Sapporo Level 9 Zeitaku Strong
Imperial Pils/Strong Pale Lager / 9% / RateBeer Avg. 2.33 / My Rating 2.4
Sapporo wants to take you higher! Nose of weeds, thin fruit, some spirits as well (surprisingly mild for the high alc. level). Medium pale straw color. Weird heavy fruitiness from the start, rather sweet, very clear alcohol presence, but not too rasty. Medium body, and quite warming. They seem to have found a way to blend in the spirits without making it too repulsive. But it's not terribly beer like. Crackbooze in beer form (though it is clearly shin-genre stuff). I hope that high-alc. sort of thing doesn't become a trend -- as it has with chu-hai.

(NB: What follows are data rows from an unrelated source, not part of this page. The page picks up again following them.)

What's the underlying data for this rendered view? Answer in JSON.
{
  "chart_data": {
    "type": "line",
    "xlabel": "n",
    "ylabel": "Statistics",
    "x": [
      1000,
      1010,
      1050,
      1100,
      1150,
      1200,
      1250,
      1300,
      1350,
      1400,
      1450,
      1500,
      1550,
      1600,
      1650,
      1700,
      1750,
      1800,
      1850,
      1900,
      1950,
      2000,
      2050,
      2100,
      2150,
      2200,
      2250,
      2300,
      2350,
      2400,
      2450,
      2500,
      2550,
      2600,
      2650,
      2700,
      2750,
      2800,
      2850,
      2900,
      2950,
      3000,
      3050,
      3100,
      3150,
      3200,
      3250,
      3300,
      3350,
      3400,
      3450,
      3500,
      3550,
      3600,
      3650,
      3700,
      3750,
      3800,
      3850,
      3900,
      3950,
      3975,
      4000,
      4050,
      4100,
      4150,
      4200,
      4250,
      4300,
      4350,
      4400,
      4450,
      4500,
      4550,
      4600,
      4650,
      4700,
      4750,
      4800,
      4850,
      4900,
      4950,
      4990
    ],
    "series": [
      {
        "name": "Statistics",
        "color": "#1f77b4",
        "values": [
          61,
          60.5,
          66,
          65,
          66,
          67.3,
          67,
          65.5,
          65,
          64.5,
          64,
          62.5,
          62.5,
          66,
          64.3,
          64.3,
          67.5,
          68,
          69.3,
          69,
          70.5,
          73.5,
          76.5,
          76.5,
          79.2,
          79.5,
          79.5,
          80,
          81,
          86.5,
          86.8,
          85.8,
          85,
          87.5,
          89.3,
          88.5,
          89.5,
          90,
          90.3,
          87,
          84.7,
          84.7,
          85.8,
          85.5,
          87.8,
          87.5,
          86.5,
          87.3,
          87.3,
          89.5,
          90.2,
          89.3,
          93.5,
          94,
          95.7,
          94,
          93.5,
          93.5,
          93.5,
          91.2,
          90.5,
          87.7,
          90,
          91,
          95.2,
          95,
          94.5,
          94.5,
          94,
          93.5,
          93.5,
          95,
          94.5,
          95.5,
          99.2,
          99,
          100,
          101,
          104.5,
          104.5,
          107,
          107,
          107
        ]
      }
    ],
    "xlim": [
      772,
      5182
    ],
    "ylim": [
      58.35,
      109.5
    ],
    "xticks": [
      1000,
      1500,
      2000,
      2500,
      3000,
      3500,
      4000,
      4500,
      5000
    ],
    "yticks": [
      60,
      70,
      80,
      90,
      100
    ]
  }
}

Three beers in the “Innovative Brewer” series (which seems to want to hide its connection to Sapporo):

Sapporo Innovative Brewer Gourmet Beer
Spice / Herb / Vegetable / 5% / RateBeer Avg. 3.02 / My Rating 3.1  
Salt & pepper beer. Mild malty nose, some wheat, and a clear peppery note. Light gold color. Thin, but decent, malty initial flavor. Don't get much wheat. The pepper emerges after a swirl of the glass. Salt less so -- not until very late. The citrus peel, almost none at all. Thin-medium body. The salt and pepper remain on the tongue in the aftertaste, and this has the strange effect of creating thirst rather than slaking it. Not entirely unpleasant. Unusual, and..... also innovative, I guess.

Sapporo Innovative Brewer Beer Cello
Pale Ale – American / 5.5% / RateBeer Avg. 3.01 / My Rating 3.3
Aroma of citrus, citrus zest, and stone fruit. Deep straw color. Flavors of stone fruit, citrus oil, and thin malt, with a mild bitter finish. Thin-medium body. Pleasant enough, but it goes a bit dull after mid palate.

Sapporo Innovative Brewer That's Hop Polaris & Apollo no Maho
IPA / 6% / RateBeer Avg. 3.19 / My Rating 3.5
Nose of light grapes, ripe apples, tropical fruit, and citrus. Medium gold color. Light sourish stone fruit, peppery hop note in mid palate, and fruitiness returns. Fairly bitter finish. Medium body, a bit foamy on the tongue. An unusual IPA -- sort of edging into saison territory. These are two supercharged bittering hops, and the brewers used them in a very restrained manner. But they are certainly offering us something new and different.


  1. Keep up the good work Nevitt-san!

  2. As somebody living in Chicago, U.S.A., what most surprised me when encountering unusual brews in Japanese package stores (including Don Quijote!) was that the macro brewery was willing to admit it was responsible for brewing it. In the U.S.A., attempts at craft brewing by the macros come out from beers branded Blue Moon, and Shock Top. In some instances, the beers are pretty good. But why the brewery would occlude its production roots must tend against its quality consideration.